Suiv­ent alors des textes de 27 poètes. De façon toute sub­jec­tive, je retiendrais les poèmes des auteurs suiv­ants : Park Yn-hui, Ko Un, Moon Chung-hee, Cho Jung-Kwon, Hwang Ji‑u, Hwang In-suk, Song Chan-ho, Huh Su-kyung, Kim Haeng-suk, Jin Eun-young, Yi Jun-gyu, Kang Jeong.
Mais l’ensemble est d’une telle richesse ! Citons cet extrait de Jin Eun-young qui de mon point de vue traduit assez l’un des tons de l’ensemble :

 

J’écris des poèmes.

Car il est plus impor­tant de me servir de mes doigts que de ma tête. Mes doigts vont s’étirer au plus loin de mon corps. Regarde l’arbre. Pareille aux branch­es qui se trou­vent au plus loin du tronc, je touche les souf­fles de la nuit calme, le bruit de l’eau qui coule, l’ardeur d’un autre arbre qui brûle (…)

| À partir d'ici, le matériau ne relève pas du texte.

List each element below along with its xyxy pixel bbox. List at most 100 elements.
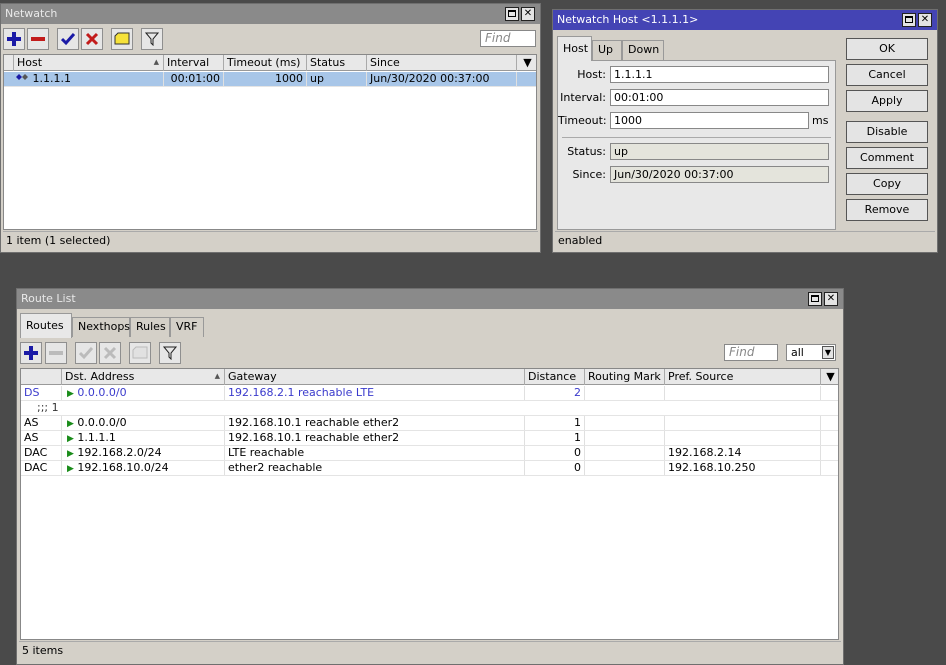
timeout-cell: 1000 bbox=[224, 72, 307, 86]
table-row[interactable]: DAC ▶ 192.168.2.0/24 LTE reachable 0 192… bbox=[21, 446, 838, 461]
route-flag-icon: ▶ bbox=[67, 419, 74, 429]
dialog-status-bar: enabled bbox=[555, 231, 935, 250]
column-header[interactable]: Status bbox=[307, 55, 367, 71]
table-row[interactable]: DS ▶ 0.0.0.0/0 192.168.2.1 reachable LTE… bbox=[21, 386, 838, 401]
route-list-titlebar[interactable]: Route List ✕ bbox=[17, 289, 843, 309]
tab-nexthops[interactable]: Nexthops bbox=[72, 317, 130, 337]
pref-source-cell bbox=[665, 416, 821, 430]
remove-button[interactable] bbox=[27, 28, 49, 50]
flags-cell: AS bbox=[21, 416, 62, 430]
route-search-input[interactable]: Find bbox=[724, 344, 778, 361]
apply-button[interactable]: Apply bbox=[846, 90, 928, 112]
disable-button[interactable] bbox=[81, 28, 103, 50]
timeout-unit: ms bbox=[812, 114, 829, 127]
column-header[interactable] bbox=[21, 369, 62, 385]
ok-button[interactable]: OK bbox=[846, 38, 928, 60]
interval-cell: 00:01:00 bbox=[164, 72, 224, 86]
route-list-window: Route List ✕ Routes Nexthops Rules VRF F… bbox=[16, 288, 844, 665]
route-filter-select[interactable]: all ▼ bbox=[786, 344, 836, 361]
enable-route-button[interactable] bbox=[75, 342, 97, 364]
table-header: Dst. Address ▲ Gateway Distance Routing M… bbox=[21, 369, 838, 385]
interval-field[interactable]: 00:01:00 bbox=[610, 89, 829, 106]
route-flag-icon: ▶ bbox=[67, 434, 74, 444]
tab-down[interactable]: Down bbox=[622, 40, 664, 60]
netwatch-title: Netwatch bbox=[5, 7, 58, 20]
interval-label: Interval: bbox=[560, 91, 606, 104]
distance-cell: 0 bbox=[525, 461, 585, 475]
host-label: Host: bbox=[577, 68, 606, 81]
column-header[interactable]: Host ▲ bbox=[14, 55, 164, 71]
netwatch-host-dialog: Netwatch Host <1.1.1.1> ✕ Host Up Down H… bbox=[552, 9, 938, 253]
chevron-down-icon[interactable]: ▼ bbox=[822, 346, 834, 359]
since-cell: Jun/30/2020 00:37:00 bbox=[367, 72, 517, 86]
note-icon bbox=[132, 346, 148, 359]
enable-button[interactable] bbox=[57, 28, 79, 50]
comment-route-button[interactable] bbox=[129, 342, 151, 364]
route-flag-icon: ▶ bbox=[67, 449, 74, 459]
tab-host[interactable]: Host bbox=[557, 36, 592, 61]
restore-icon[interactable] bbox=[505, 7, 519, 21]
dialog-tabs: Host Up Down bbox=[557, 36, 837, 61]
cancel-button[interactable]: Cancel bbox=[846, 64, 928, 86]
distance-cell: 1 bbox=[525, 416, 585, 430]
netwatch-table: Host ▲ Interval Timeout (ms) Status Since… bbox=[3, 54, 537, 230]
comment-row[interactable]: ;;; 1 bbox=[21, 401, 838, 416]
gateway-cell: 192.168.2.1 reachable LTE bbox=[225, 386, 525, 400]
distance-cell: 0 bbox=[525, 446, 585, 460]
filter-routes-button[interactable] bbox=[159, 342, 181, 364]
tab-vrf[interactable]: VRF bbox=[170, 317, 204, 337]
comment-button[interactable]: Comment bbox=[846, 147, 928, 169]
add-button[interactable] bbox=[3, 28, 25, 50]
column-header[interactable] bbox=[4, 55, 14, 71]
table-row[interactable]: AS ▶ 0.0.0.0/0 192.168.10.1 reachable et… bbox=[21, 416, 838, 431]
close-icon[interactable]: ✕ bbox=[521, 7, 535, 21]
remove-button[interactable]: Remove bbox=[846, 199, 928, 221]
restore-icon[interactable] bbox=[902, 13, 916, 27]
column-header[interactable]: Pref. Source bbox=[665, 369, 821, 385]
restore-icon[interactable] bbox=[808, 292, 822, 306]
table-row[interactable]: DAC ▶ 192.168.10.0/24 ether2 reachable 0… bbox=[21, 461, 838, 476]
netwatch-window: Netwatch ✕ Find Host ▲ Interval Timeout (… bbox=[0, 3, 541, 253]
route-flag-icon: ▶ bbox=[67, 389, 74, 399]
netwatch-titlebar[interactable]: Netwatch ✕ bbox=[1, 4, 540, 24]
disable-route-button[interactable] bbox=[99, 342, 121, 364]
status-cell: up bbox=[307, 72, 367, 86]
flags-cell: DAC bbox=[21, 461, 62, 475]
table-row[interactable]: AS ▶ 1.1.1.1 192.168.10.1 reachable ethe… bbox=[21, 431, 838, 446]
host-tab-panel: Host: 1.1.1.1 Interval: 00:01:00 Timeout… bbox=[557, 60, 836, 230]
column-header[interactable]: Distance bbox=[525, 369, 585, 385]
timeout-field[interactable]: 1000 bbox=[610, 112, 809, 129]
disable-button[interactable]: Disable bbox=[846, 121, 928, 143]
column-header[interactable]: Since bbox=[367, 55, 517, 71]
column-header[interactable]: Gateway bbox=[225, 369, 525, 385]
close-icon[interactable]: ✕ bbox=[918, 13, 932, 27]
column-header[interactable]: Timeout (ms) bbox=[224, 55, 307, 71]
host-field[interactable]: 1.1.1.1 bbox=[610, 66, 829, 83]
search-input[interactable]: Find bbox=[480, 30, 536, 47]
dst-cell: ▶ 0.0.0.0/0 bbox=[62, 386, 225, 400]
since-label: Since: bbox=[572, 168, 606, 181]
dialog-titlebar[interactable]: Netwatch Host <1.1.1.1> ✕ bbox=[553, 10, 937, 30]
comment-button[interactable] bbox=[111, 28, 133, 50]
distance-cell: 2 bbox=[525, 386, 585, 400]
add-route-button[interactable] bbox=[20, 342, 42, 364]
gateway-cell: 192.168.10.1 reachable ether2 bbox=[225, 416, 525, 430]
tab-up[interactable]: Up bbox=[592, 40, 622, 60]
column-header[interactable]: Interval bbox=[164, 55, 224, 71]
routing-mark-cell bbox=[585, 386, 665, 400]
column-header[interactable]: Dst. Address ▲ bbox=[62, 369, 225, 385]
table-row[interactable]: 1.1.1.1 00:01:00 1000 up Jun/30/2020 00:… bbox=[4, 72, 536, 87]
sort-icon: ▲ bbox=[153, 58, 159, 66]
close-icon[interactable]: ✕ bbox=[824, 292, 838, 306]
column-header[interactable]: Routing Mark bbox=[585, 369, 665, 385]
column-menu-button[interactable]: ▼ bbox=[821, 369, 838, 385]
tab-routes[interactable]: Routes bbox=[20, 313, 72, 338]
tab-rules[interactable]: Rules bbox=[130, 317, 170, 337]
copy-button[interactable]: Copy bbox=[846, 173, 928, 195]
flags-cell: DS bbox=[21, 386, 62, 400]
column-menu-button[interactable]: ▼ bbox=[517, 55, 536, 71]
dst-cell: ▶ 192.168.2.0/24 bbox=[62, 446, 225, 460]
remove-route-button[interactable] bbox=[45, 342, 67, 364]
filter-button[interactable] bbox=[141, 28, 163, 50]
netwatch-status-bar: 1 item (1 selected) bbox=[3, 231, 538, 250]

[extrait de Poème des longs doigts, tra­duc­tion de   Kim Hyun-ja.

 

Ensuite, la par­tie Essais fait elle aus­si immé­di­ate­ment date. J’en retiens en par­ti­c­uli­er les textes de Jean-Claude de Crescen­zo au sujet de Ko Un, de Jean Bellemin-Noël évo­quant les par­tic­u­lar­ités de la tra­duc­tion à qua­tre mains en com­pag­nie de Choe Ae-young, celui de Young Kyung-hee au sujet d’un groupe de 9 artistes (romanciers, poètes et pein­tres), [lu], groupe d’expériences textuelles, choisi afin de mon­tr­er le rôle de l’avant-garde dans le con­texte coréen. La par­tie com­mence par un texte pas­sion­nant de Ju Hyoun-jin, Poésie, cat­a­combe de la mémoire. Quelle dis­tance de la poésie à l’histoire ?, qui aide à penser ce qu’est le « fardeau » du poète, coréen sans doute – mais pas seule­ment, très certainement.

Un numéro de revue à lire et à con­serv­er pré­cieuse­ment dans sa bibliothèque.